Erika est une femme directe, sans détours, qui va droit au but. Elle aime la vérité, le travail quand il a du sens. Elle aime s’impliquer dans des causes et convaincre les autres. Elle fait confiance au peuple, voilà pourquoi elle s’est fixé le tâche de lui restituer son pouvoir originaire, constituant. Avec ses 24 scrutins en 18 ans de révolution, le Venezuela est sans doute une des démocraties représentatives les plus vivantes au monde, mais elle est plus que cela : une volonté et un besoin de développer la démocratie participative.
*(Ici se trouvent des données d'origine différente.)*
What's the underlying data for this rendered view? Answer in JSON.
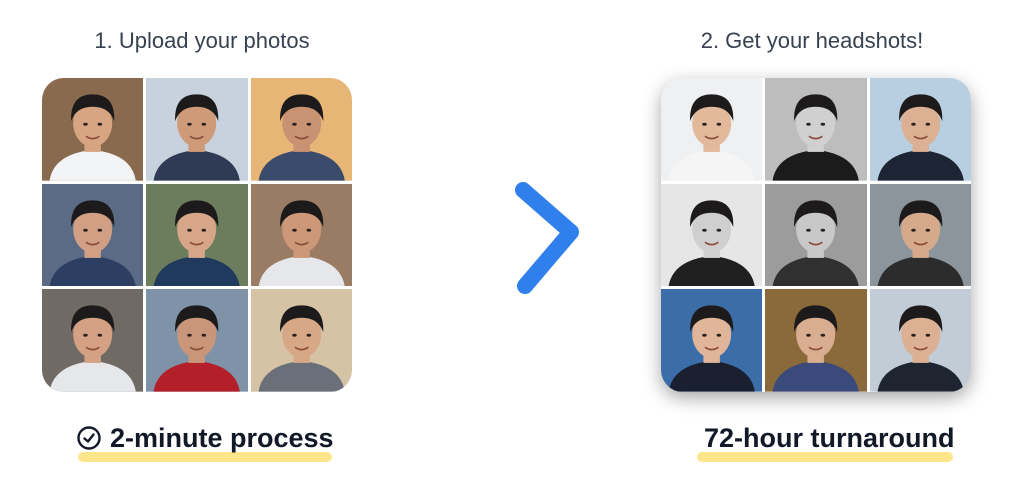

Ce samedi 6 janvier, des citoyens ont entamé dans tout le pays la discussion pour apporter des idées en fonction du programme de gouvernement 2019-2015 et fortifier une révolution féministe, écosocialiste et communale.

— De votre point de vue féministe, que pensez-vous apporter à Caracas ?

— Sans doute y a-t-il des choses très concrètes auxquelles la population aspire et qu’elle attend d’un maire. On peut philosopher, être créatif, innover, il n’y a pas de limites, mais, au départ, les ordures doivent être ramassées, les trous rebouchés, les rues éclairées. Tout passe par la nécessité de résoudre le principal problème qu’a Caracas : le manque de coordination entre nous qui y vivons et nous qui y gouvernons, qu’il s’agisse de la mairie, du pouvoir populaire ou du ministère. Nous n’avons pas atteint un degré de coordination qui permette de faire de Caracas le lieu auquel aspire le président Maduro ou le peuple. C’est en ce sens que nous les femmes avons une forte potentialité, car de tous temps, en raison des responsabilités qui nous ont été attribuées, nous avons eu la mission de mettre de l’ordre, plus que les hommes ne le font. Et cela a à voir avec les pratiques historiquement assumées : l’agriculture, la répartition des choses dans les lieux que nous habitons, la famille. Tout cela te donne de l’expérience. Quand la coordination manque, on perd beaucoup de temps et d’effort. Par ailleurs, les femmes, nous sommes très dynamiques, inventives. Voilà pourquoi Chávez nous disait «hyper-engagées». Moi je suis ainsi. Dans le monde des hommes on ne discute pas beaucoup, on impose beaucoup, tandis que dans le monde des femmes, le dialogue est toujours présent. Le débat, la discussion, la réflexion sont toujours présents, cela nous plaît et c’est une valeur qu’il faut sauver. Nous, les femmes en général, nous ne restons pas immobiles, nous sommes toujours en train d’inventer une nouveauté et comment ne pas inventer à Caracas, une ville jeune, diverse, qui bouge, un peu chaotique, hystérique, bipolaire. Comment ne pas inventer dans une Caracas pareille ! dans une ville marquée par le passage quotidien de plus d’un million de personnes qui viennent pour la visiter ou parce qu’ils y travaillent ou qu’ils y étudient ou simplement qui passent par plaisir. Alors, en plus de nous qui vivons ici, et nous sommes près de 4 millions, tout cela fait que Caracas a besoin de beaucoup d’inventivité, de créativité, de flexibilité et de beaucoup de force. Et autre chose encore : nous les femmes sommes têtues. Ce que nous disons, nous le faisons, avec de la formation, avec de l’organisation et avec de la planification.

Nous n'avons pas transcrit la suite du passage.